Who among us has not paged through the field guide and said, “Boy, would I love to see that one!” only to see by the map that it resides in far off parts of this terrific country. How great it would be to journey to southeastern United States and see such gems as Painted Buntings and Hooded Warblers! Or travel to the northeast and see Rose-breasted Grosbeaks and Bobolinks! Or go further north yet to the Arctic for such beauties as Red-throated Loons, Pacific Loons, Lapland Longspurs and Tennessee Warblers!

Surprising to most is that you need not travel very far to see these beautiful birds, as all of the above, and many more, were reliably documented right here in Inyo County during the past four months!
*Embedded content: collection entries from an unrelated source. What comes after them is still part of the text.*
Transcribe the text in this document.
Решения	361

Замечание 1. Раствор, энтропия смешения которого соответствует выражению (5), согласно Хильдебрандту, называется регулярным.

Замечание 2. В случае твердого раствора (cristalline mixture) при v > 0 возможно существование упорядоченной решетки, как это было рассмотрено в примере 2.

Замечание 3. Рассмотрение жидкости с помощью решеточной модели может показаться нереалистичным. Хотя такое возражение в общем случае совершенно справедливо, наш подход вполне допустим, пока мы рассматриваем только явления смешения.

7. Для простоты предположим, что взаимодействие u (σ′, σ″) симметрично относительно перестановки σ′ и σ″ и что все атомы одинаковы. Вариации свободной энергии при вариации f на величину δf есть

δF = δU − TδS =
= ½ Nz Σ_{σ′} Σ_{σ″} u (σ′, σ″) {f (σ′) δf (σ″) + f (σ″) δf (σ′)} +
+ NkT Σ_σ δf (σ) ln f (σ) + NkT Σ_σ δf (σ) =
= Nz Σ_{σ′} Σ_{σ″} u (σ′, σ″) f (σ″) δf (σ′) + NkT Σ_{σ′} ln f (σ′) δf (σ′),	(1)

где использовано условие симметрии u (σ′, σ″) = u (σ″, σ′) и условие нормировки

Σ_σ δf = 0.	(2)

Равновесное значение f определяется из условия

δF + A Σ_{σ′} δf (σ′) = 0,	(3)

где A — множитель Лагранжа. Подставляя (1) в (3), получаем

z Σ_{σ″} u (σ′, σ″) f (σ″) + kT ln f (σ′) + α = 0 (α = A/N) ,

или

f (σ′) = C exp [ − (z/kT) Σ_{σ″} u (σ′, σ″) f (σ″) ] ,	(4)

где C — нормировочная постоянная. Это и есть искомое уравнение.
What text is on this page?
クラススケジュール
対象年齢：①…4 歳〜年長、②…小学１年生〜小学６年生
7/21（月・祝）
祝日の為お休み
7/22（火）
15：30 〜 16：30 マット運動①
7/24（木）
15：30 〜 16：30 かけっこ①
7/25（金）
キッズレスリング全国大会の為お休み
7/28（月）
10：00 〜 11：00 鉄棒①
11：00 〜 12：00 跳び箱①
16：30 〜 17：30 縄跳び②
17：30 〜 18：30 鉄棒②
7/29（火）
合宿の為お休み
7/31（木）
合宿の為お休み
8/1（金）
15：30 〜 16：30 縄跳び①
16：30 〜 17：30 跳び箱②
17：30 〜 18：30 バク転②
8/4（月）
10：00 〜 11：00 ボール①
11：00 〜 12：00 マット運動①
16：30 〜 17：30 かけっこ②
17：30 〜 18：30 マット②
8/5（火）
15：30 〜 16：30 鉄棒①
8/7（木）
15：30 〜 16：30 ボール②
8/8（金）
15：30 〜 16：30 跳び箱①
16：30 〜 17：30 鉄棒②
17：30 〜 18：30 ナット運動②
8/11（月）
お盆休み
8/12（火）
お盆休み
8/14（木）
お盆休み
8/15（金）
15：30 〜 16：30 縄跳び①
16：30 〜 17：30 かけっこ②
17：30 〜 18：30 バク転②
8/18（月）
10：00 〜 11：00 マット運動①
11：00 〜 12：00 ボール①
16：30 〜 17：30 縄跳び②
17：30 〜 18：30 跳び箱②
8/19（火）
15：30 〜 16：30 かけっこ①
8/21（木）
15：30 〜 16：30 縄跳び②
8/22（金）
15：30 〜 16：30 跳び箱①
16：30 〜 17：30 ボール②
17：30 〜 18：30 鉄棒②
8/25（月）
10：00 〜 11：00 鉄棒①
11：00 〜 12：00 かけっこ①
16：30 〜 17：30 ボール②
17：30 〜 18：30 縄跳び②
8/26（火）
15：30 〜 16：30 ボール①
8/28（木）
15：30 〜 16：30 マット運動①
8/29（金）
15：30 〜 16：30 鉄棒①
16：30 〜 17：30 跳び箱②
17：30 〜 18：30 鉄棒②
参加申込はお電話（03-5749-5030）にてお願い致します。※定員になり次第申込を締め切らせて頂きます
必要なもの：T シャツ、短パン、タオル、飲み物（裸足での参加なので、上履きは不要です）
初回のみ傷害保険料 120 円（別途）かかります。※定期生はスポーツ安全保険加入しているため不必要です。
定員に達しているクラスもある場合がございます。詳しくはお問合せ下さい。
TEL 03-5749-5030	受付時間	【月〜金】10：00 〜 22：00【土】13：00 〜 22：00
Why birds don’t do as the books say they do is one of the fascinating mysteries of bird-watching.

Fall migration, defined as August through November, has been very exciting! Three Red-throated Loons appeared during November at Tinemaha & Haiwee Reservoirs and Diaz Lake and were the 4th, 5th, and 6th records ever for the county. A Pacific Loon was at Klondike Lake in late October. Most of these loons were juveniles who obviously were flying “to their own drummer”.

Arguably the most exciting sighting was a Red-necked Grebe at Haiwee Reservoir during November which was seen by many county residents. This was only the second time in history that this beautiful apricot, brown and white grebe was seen here, and the last one was 17 years ago at Stovepipe Wells!
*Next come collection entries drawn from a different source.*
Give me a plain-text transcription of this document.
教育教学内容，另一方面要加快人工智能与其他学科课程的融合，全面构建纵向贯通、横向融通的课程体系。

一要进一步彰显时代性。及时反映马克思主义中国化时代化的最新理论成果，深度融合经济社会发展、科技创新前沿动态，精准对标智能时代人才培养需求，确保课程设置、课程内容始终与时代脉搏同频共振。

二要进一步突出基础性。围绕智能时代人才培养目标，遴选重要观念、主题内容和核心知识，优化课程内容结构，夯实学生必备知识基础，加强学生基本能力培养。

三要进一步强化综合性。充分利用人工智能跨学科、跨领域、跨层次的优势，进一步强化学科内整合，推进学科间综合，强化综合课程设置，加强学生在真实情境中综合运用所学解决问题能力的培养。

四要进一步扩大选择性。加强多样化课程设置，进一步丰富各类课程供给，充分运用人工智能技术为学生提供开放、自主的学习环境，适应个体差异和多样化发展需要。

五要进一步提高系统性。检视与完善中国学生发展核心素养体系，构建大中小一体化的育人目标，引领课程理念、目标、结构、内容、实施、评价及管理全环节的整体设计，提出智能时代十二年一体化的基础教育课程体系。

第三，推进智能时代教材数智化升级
More Cattle Egrets (56) and Greater White-fronted Geese (134) were found than ever recorded on a single day before. At least 3 of the small Ross’ Geese were seen in November. The bright red and buff-headed Eurasian Wigeon is back to winter again at Little Lake. Three Oldsquaw’s, whitish ducks with a dark smudgy ear patch, were at Haiwee 24 Nov for only the 5th record in the county. Both Surf and White-winged Scoters, ducks usually seen in the ocean, were here along with about two dozen striking Hooded Mergansers.

Many will be glad to know that the Bald Eagles, adults and an immature, have returned to Tinemaha and Haiwee Reservoirs. Two rare Northern Goshawks were seen at Whitney Portal and Round Valley and a Peregrine Falcon was at Tinemaha Reservoir from 25 August to 11 September.
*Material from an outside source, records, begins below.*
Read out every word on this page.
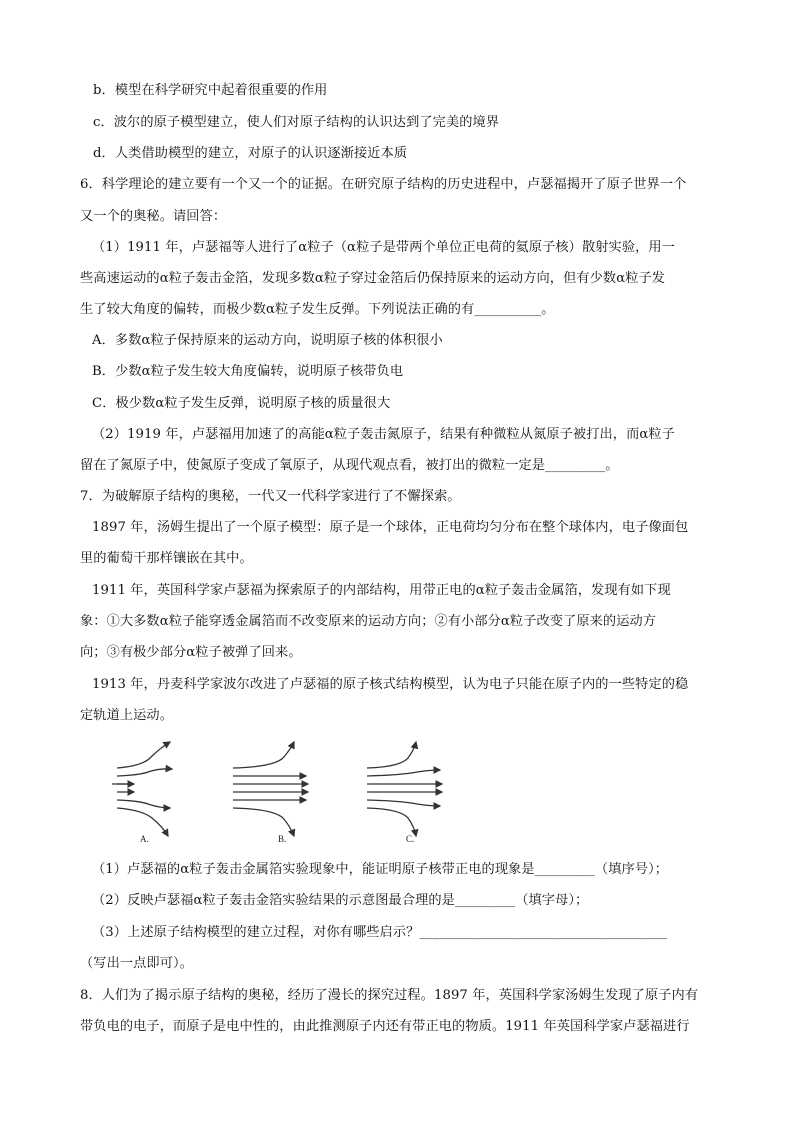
b．模型在科学研究中起着很重要的作用
c．波尔的原子模型建立，使人们对原子结构的认识达到了完美的境界
d．人类借助模型的建立，对原子的认识逐渐接近本质
6．科学理论的建立要有一个又一个的证据。在研究原子结构的历史进程中，卢瑟福揭开了原子世界一个
又一个的奥秘。请回答：
（1）1911 年，卢瑟福等人进行了α粒子（α粒子是带两个单位正电荷的氦原子核）散射实验，用一
些高速运动的α粒子轰击金箔，发现多数α粒子穿过金箔后仍保持原来的运动方向，但有少数α粒子发
生了较大角度的偏转，而极少数α粒子发生反弹。下列说法正确的有__________。
A．多数α粒子保持原来的运动方向，说明原子核的体积很小
B．少数α粒子发生较大角度偏转，说明原子核带负电
C．极少数α粒子发生反弹，说明原子核的质量很大
（2）1919 年，卢瑟福用加速了的高能α粒子轰击氮原子，结果有种微粒从氮原子被打出，而α粒子
留在了氮原子中，使氮原子变成了氧原子，从现代观点看，被打出的微粒一定是_________。
7．为破解原子结构的奥秘，一代又一代科学家进行了不懈探索。
1897 年，汤姆生提出了一个原子模型：原子是一个球体，正电荷均匀分布在整个球体内，电子像面包
里的葡萄干那样镶嵌在其中。
1911 年，英国科学家卢瑟福为探索原子的内部结构，用带正电的α粒子轰击金属箔，发现有如下现
象：①大多数α粒子能穿透金属箔而不改变原来的运动方向；②有小部分α粒子改变了原来的运动方
向；③有极少部分α粒子被弹了回来。
1913 年，丹麦科学家波尔改进了卢瑟福的原子核式结构模型，认为电子只能在原子内的一些特定的稳
定轨道上运动。
（1）卢瑟福的α粒子轰击金属箔实验现象中，能证明原子核带正电的现象是_________（填序号）；
（2）反映卢瑟福α粒子轰击金箔实验结果的示意图最合理的是_________（填字母）；
（3）上述原子结构模型的建立过程，对你有哪些启示？_____________________________________
（写出一点即可）。
8．人们为了揭示原子结构的奥秘，经历了漫长的探究过程。1897 年，英国科学家汤姆生发现了原子内有
带负电的电子，而原子是电中性的，由此推测原子内还有带正电的物质。1911 年英国科学家卢瑟福进行
A.	B.	C.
Thanksgiving weekend was appropriate timing for 3 great gull sightings at Tinemaha Reservoir. One Herring (7th record), 2 Thayer’s (2nd record) and a never before recorded Glaucous-winged Gull were eventually seen to occupy the same sand spit within 10 feet of each other. All were pale brown immature birds lost in their first winter trip.

A Common Nighthawk, common during summer but usually heading to South America by early September, was lingering over Independence on 29 September and is the latest ever recorded in the entire state! A pretty, salmon-colored female Vermilion Flycatcher spent most of the fall at Furnace Creek Ranch while Eastern Kingbirds, black and white flycatchers with a broad white tail bands, were reported from Tinemaha Reservoir and Stovepipe Wells. Varied Thrushes, striking orange and gray (male), or brown (female) birds, showed up at half a dozen places. In mid-October a bright rusty Brown Thrasher visited Furnace Creek Ranch.

Numerous exciting warblers were reported from all over the county. Best were Tennessee, Northern Parula, Palm, Blackpoll, Black-and-White, American Redstart, Ovenbird, Northern Waterthrush and Hooded Warbler. A look at your bird book will remind you of what they look like and where they belong.

Four Rose-breasted Grosbeaks were reported including one that frequented a feeder in Big Pine the last week of November. Excellent photographs were taken to document this record. There were also multiple records of Indigo and Painted Buntings and Dickcissels, the “little meadowlark.”

The less colorful sparrows were not to be outdone by the warblers as many were out of range. Eight Clay-colored Sparrows were at Furnace Creek Ranch along with three American Tree Sparrows and three Lark Buntings. Flat-headed Grasshopper Sparrows, gray and ochre-faced Le Conte’s Sparrows, rusty-winged Swamp Sparrows, White-throated Sparrows and black-bibbed Harris’ Sparrows were throughout the county, many at backyard feeding stations. All three longspurs were recorded with many Chestnut-collared, one Lapland and one very rare McCown’s in the county. Several Bobolinks and Rusty Blackbirds were also reported.

Fall migration is now history, and we look forward to the exciting events winter will bring. Today, while writing this article, we received an early morning call from Dave Shuford, ornithologist from Point Reyes Bird Observatory, who said he’d just seen 100 Bohemian Waxwings flying south over Lee Vining. Four hours later we received a call from Bob Toth of Bishop; he’d just heard and seen 15-25 in the tree in his yard and perfectly described the cinnamon undertail coverts and unique wing pattern. What a great early warning system! Keep looking up!